R tools for healthcare machine learning
https://docs.healthcare.ai
Other
245 stars 106 forks source link

Add metric argument to machine_learn #1230

Closed glenrs closed 6 years ago

glenrs commented 6 years ago

@mmastand, Levy asked me to "confirm the metric is utilized from machine_learn". Since tune_models and flash_models are both tested independently, I decided that mocking these two functions would be the best way to test that the metric is utilized from machine_learn. I added documentation for this new parameter and an example for users to see how to pick their metric. I decided to include the example in its own section.

glenrs commented 6 years ago

@mmastand I made these corrections. I was curious if you wanted me to change the documentation in flash_models and tune_models as per your suggestions in this PR. If you do, just let me know. I could fix it quickly.

glenrs commented 6 years ago

@mmastand I think codecov is failing because none of the functions in training_setup.R are tested directly. The only way they are tested is through tune_models.R. I am happy to add more tests, but it might take some time. I think it might be out of the scope of this issue. What do you think?

glenrs commented 6 years ago

Ha, I guess the tests that I added were enough.

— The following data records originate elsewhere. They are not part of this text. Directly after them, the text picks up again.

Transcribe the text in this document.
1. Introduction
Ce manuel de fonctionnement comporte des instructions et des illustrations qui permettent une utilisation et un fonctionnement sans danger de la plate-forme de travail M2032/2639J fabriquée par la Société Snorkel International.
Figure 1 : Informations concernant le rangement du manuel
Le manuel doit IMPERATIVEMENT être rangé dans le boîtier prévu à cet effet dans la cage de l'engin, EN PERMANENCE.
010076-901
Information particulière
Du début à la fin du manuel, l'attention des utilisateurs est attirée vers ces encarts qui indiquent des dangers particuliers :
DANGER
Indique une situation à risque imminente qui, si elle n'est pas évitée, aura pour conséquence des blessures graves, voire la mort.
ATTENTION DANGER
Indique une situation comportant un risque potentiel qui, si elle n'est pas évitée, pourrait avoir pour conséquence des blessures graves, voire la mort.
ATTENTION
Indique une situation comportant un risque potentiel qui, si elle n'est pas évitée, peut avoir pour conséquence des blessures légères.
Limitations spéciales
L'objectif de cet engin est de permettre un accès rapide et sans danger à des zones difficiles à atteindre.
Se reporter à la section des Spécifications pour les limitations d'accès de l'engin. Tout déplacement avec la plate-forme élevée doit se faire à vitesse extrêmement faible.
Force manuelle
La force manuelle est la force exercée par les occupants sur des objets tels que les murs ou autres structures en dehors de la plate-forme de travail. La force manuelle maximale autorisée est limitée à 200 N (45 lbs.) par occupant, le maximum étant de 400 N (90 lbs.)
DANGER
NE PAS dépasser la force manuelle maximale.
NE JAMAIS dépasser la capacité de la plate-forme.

I am still worried though about training_setup.R not being tested thoroughly. What are your thoughts?

Maybe in this issue we would include more tests for flash_models.

mmastand commented 6 years ago

Most of the setup_training functions are within test-tune_models. At some point, it might be worth moving those tests into their own file (test small bits, right?). Your test coverage looks good though. Your code and functionality also looks good. One small thing. tune, flash, and learn should be consistent for documentation and the first sentence in the metric param doesn't make sense. Please change all 3 files to have the following metric param:

@param metric Which metric should be used to assess model performance? Options for
classification: "ROC" (default) (area under the receiver operating
characteristic curve) or "PR" (area under the precision-recall curve).
Options for regression: "RMSE" (default) (root-mean-squared error,
default), "MAE" (mean-absolute error), or "Rsquared." For multiclass:
"Accuracy" (default) or "Kappa" (accuracy, adjusted for class imbalance).

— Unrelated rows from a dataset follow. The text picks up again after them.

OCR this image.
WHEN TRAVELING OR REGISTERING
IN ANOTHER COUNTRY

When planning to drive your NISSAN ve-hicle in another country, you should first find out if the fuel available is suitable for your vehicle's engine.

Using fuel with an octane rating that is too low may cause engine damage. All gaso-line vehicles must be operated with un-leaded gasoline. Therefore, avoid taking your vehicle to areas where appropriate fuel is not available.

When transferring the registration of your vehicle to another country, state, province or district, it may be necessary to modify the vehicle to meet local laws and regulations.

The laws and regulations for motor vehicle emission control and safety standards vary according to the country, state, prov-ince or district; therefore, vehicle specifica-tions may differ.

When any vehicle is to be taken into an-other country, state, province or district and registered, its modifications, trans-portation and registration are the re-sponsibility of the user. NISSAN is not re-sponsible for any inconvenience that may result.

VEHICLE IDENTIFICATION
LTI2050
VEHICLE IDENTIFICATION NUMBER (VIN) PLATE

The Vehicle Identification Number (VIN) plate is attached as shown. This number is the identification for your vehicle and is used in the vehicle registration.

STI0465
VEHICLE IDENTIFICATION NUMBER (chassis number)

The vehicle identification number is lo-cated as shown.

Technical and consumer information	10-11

I'll merge when that's in. Good work!

codecov[bot] commented 6 years ago

Codecov Report

Merging #1230 into master will increase coverage by <.1%. The diff coverage is 100%.

@@           Coverage Diff            @@
##           master   #1230     +/-   ##
========================================
+ Coverage    94.7%   94.8%   +<.1%     
========================================
  Files          39      39             
  Lines        2912    2933     +21     
========================================
+ Hits         2759    2781     +22     
+ Misses        153     152      -1
glenrs commented 6 years ago

@mmastand great add. That is much better. I added that paragraph to all three files, and merged master. Thank you!